"There may be no afterwards."
He shook his head. "A man never thinks of that. He can't live on moonshine; or sunshine either. He wants something real; and so do you. Maud! what will you do when you go back to him?"
She put out her hand in entreaty with a little cry. "Oh, Eustace! can you not let me be happy for one short half hour?"
"Happy, when we are going to part? Happy, when I know what your future will be? when I know it will be torture to you? Why did you send him away if it was not because the strain was too great for you to bear?"
"I--I did not send him away," she faltered.
"Pshaw! Hooper told me about it--the fool was afraid. Then the wire came, of course, and there was no need for the other. But you meant it, Maud. Ah, my darling! don't think I am blaming you--Blame! How could I blame you save for too much patience?
"Maud, let us cut the knot! We have made a mistake, both of us; for you are miserable, and I--I will not bear it. Come--the yacht is there. Let us go into the sunshine. Come, my darling--see how fate points the way. We are drifting, drifting--a little more and the current will take us. Why should you go back to the empty house? the empty life? Maud! Maud!"

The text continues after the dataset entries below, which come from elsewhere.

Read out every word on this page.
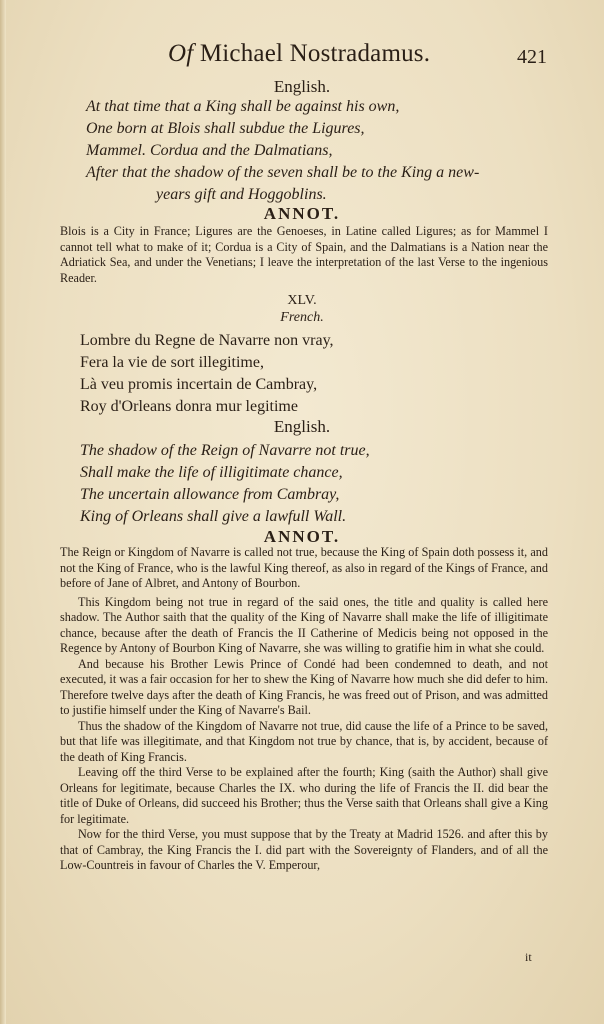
Of Michael Nostradamus.	421
English.
At that time that a King shall be against his own,
One born at Blois shall subdue the Ligures,
Mammel. Cordua and the Dalmatians,
After that the shadow of the seven shall be to the King a new-
years gift and Hoggoblins.
ANNOT.

Blois is a City in France; Ligures are the Genoeses, in Latine called Ligures; as for Mammel I cannot tell what to make of it; Cordua is a City of Spain, and the Dalmatians is a Nation near the Adriatick Sea, and under the Venetians; I leave the interpretation of the last Verse to the ingenious Reader.

XLV.
French.
Lombre du Regne de Navarre non vray,
Fera la vie de sort illegitime,
Là veu promis incertain de Cambray,
Roy d'Orleans donra mur legitime
English.
The shadow of the Reign of Navarre not true,
Shall make the life of illigitimate chance,
The uncertain allowance from Cambray,
King of Orleans shall give a lawfull Wall.
ANNOT.

The Reign or Kingdom of Navarre is called not true, because the King of Spain doth possess it, and not the King of France, who is the lawful King thereof, as also in regard of the Kings of France, and before of Jane of Albret, and Antony of Bourbon.

This Kingdom being not true in regard of the said ones, the title and quality is called here shadow. The Author saith that the quality of the King of Navarre shall make the life of illigitimate chance, because after the death of Francis the II Catherine of Medicis being not opposed in the Regence by Antony of Bourbon King of Navarre, she was willing to gratifie him in what she could.

And because his Brother Lewis Prince of Condé had been condemned to death, and not executed, it was a fair occasion for her to shew the King of Navarre how much she did defer to him. Therefore twelve days after the death of King Francis, he was freed out of Prison, and was admitted to justifie himself under the King of Navarre's Bail.

Thus the shadow of the Kingdom of Navarre not true, did cause the life of a Prince to be saved, but that life was illegitimate, and that Kingdom not true by chance, that is, by accident, because of the death of King Francis.

Leaving off the third Verse to be explained after the fourth; King (saith the Author) shall give Orleans for legitimate, because Charles the IX. who during the life of Francis the II. did bear the title of Duke of Orleans, did succeed his Brother; thus the Verse saith that Orleans shall give a King for legitimate.

Now for the third Verse, you must suppose that by the Treaty at Madrid 1526. and after this by that of Cambray, the King Francis the I. did part with the Sovereignty of Flanders, and of all the Low-Countreis in favour of Charles the V. Emperour,

it
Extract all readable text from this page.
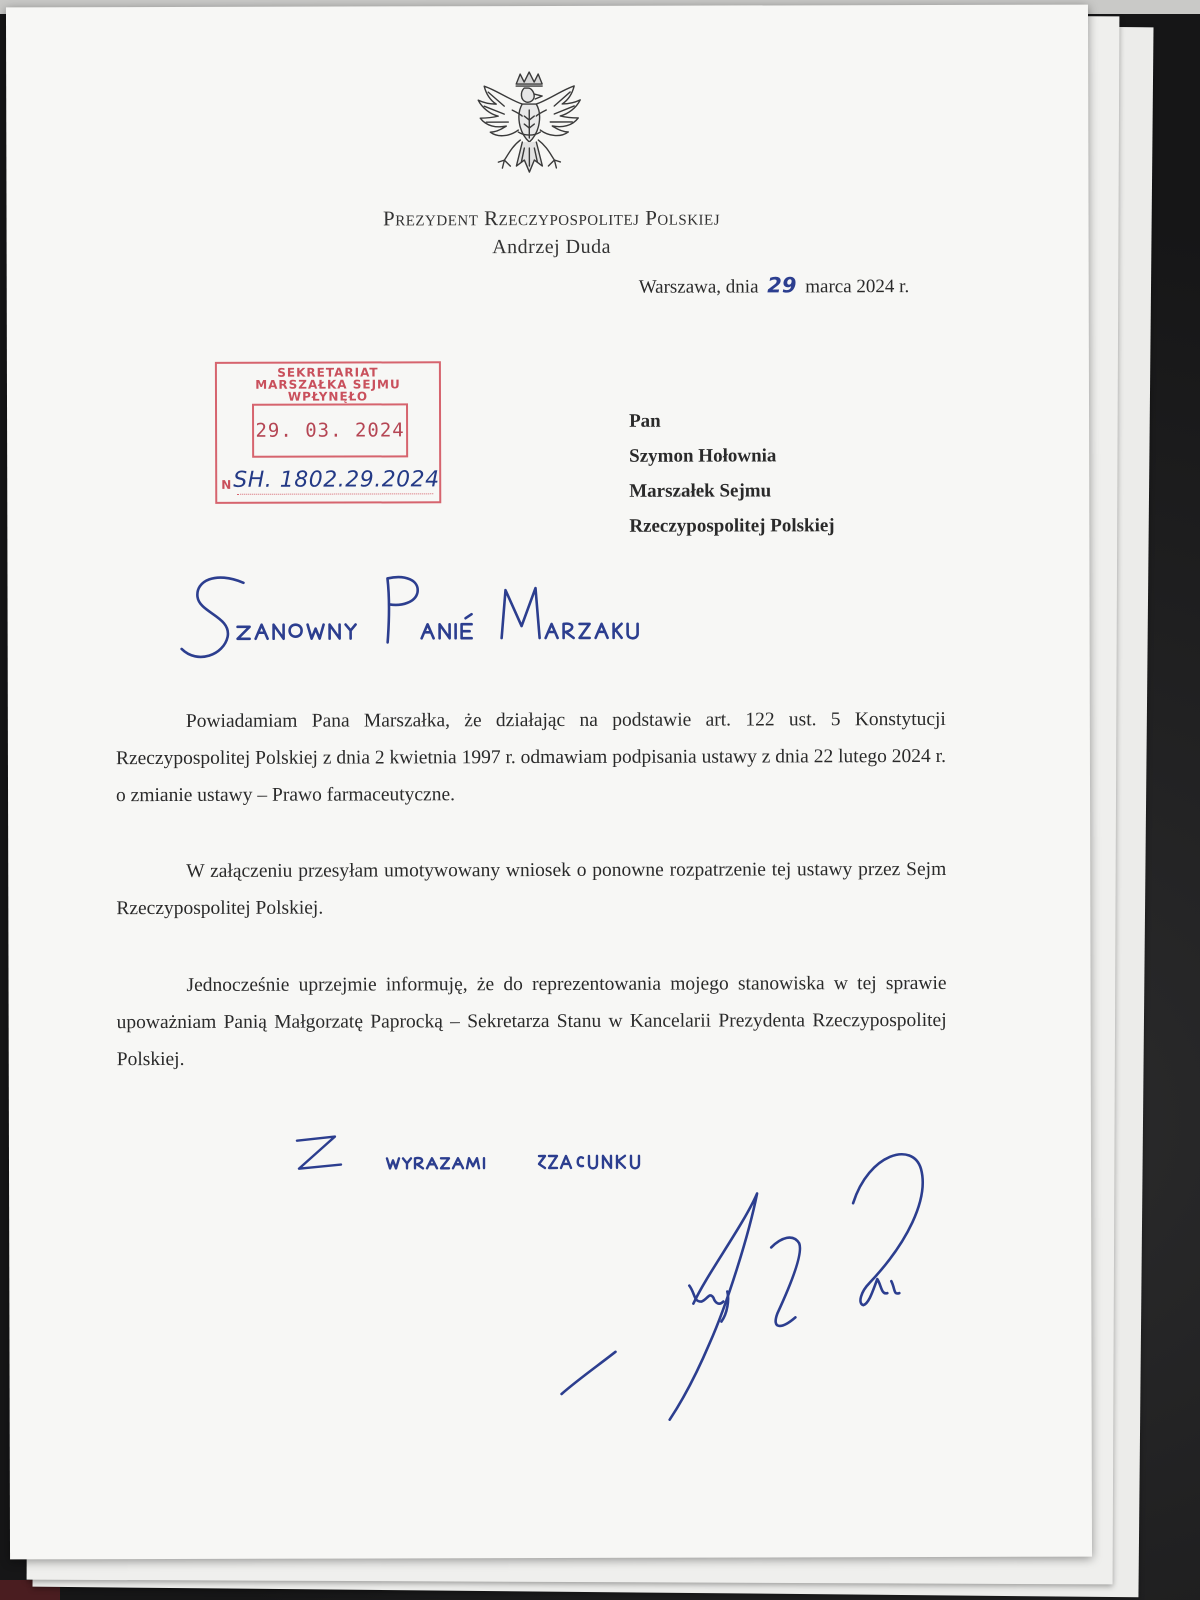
Prezydent Rzeczypospolitej Polskiej
Andrzej Duda
Warszawa, dnia 29 marca 2024 r.
SEKRETARIAT
MARSZAŁKA SEJMU
WPŁYNĘŁO
29. 03. 2024
N SH. 1802.29.2024
Pan
Szymon Hołownia
Marszałek Sejmu
Rzeczypospolitej Polskiej
Powiadamiam Pana Marszałka, że działając na podstawie art. 122 ust. 5 Konstytucji Rzeczypospolitej Polskiej z dnia 2 kwietnia 1997 r. odmawiam podpisania ustawy z dnia 22 lutego 2024 r. o zmianie ustawy – Prawo farmaceutyczne.
W załączeniu przesyłam umotywowany wniosek o ponowne rozpatrzenie tej ustawy przez Sejm Rzeczypospolitej Polskiej.
Jednocześnie uprzejmie informuję, że do reprezentowania mojego stanowiska w tej sprawie upoważniam Panią Małgorzatę Paprocką – Sekretarza Stanu w Kancelarii Prezydenta Rzeczypospolitej Polskiej.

What does a man say to a woman when he has forgotten everything in the world save his mad desire to keep her for his own? All that could be said, in all its tenderness, its passion, and its selfishness, was hers as the boat drifted and drifted.
"I am cold!" she said suddenly, giving a little shudder, yet drawing closer to him. "We shall be too late."
"Too late to return," he answered joyously. "Oh, Maud, trust me this once--See, the yacht is close." He turned and gave a quick exclamation of surprise. Where were they? Not, as he expected, within a stone's throw of the coast, drifting surely southwards. Here was nothing save sea, and rising slowly from it on all sides a thin mist, golden in the sunlight through which, in the far distance, a shadow or two loomed faint, unrecognized.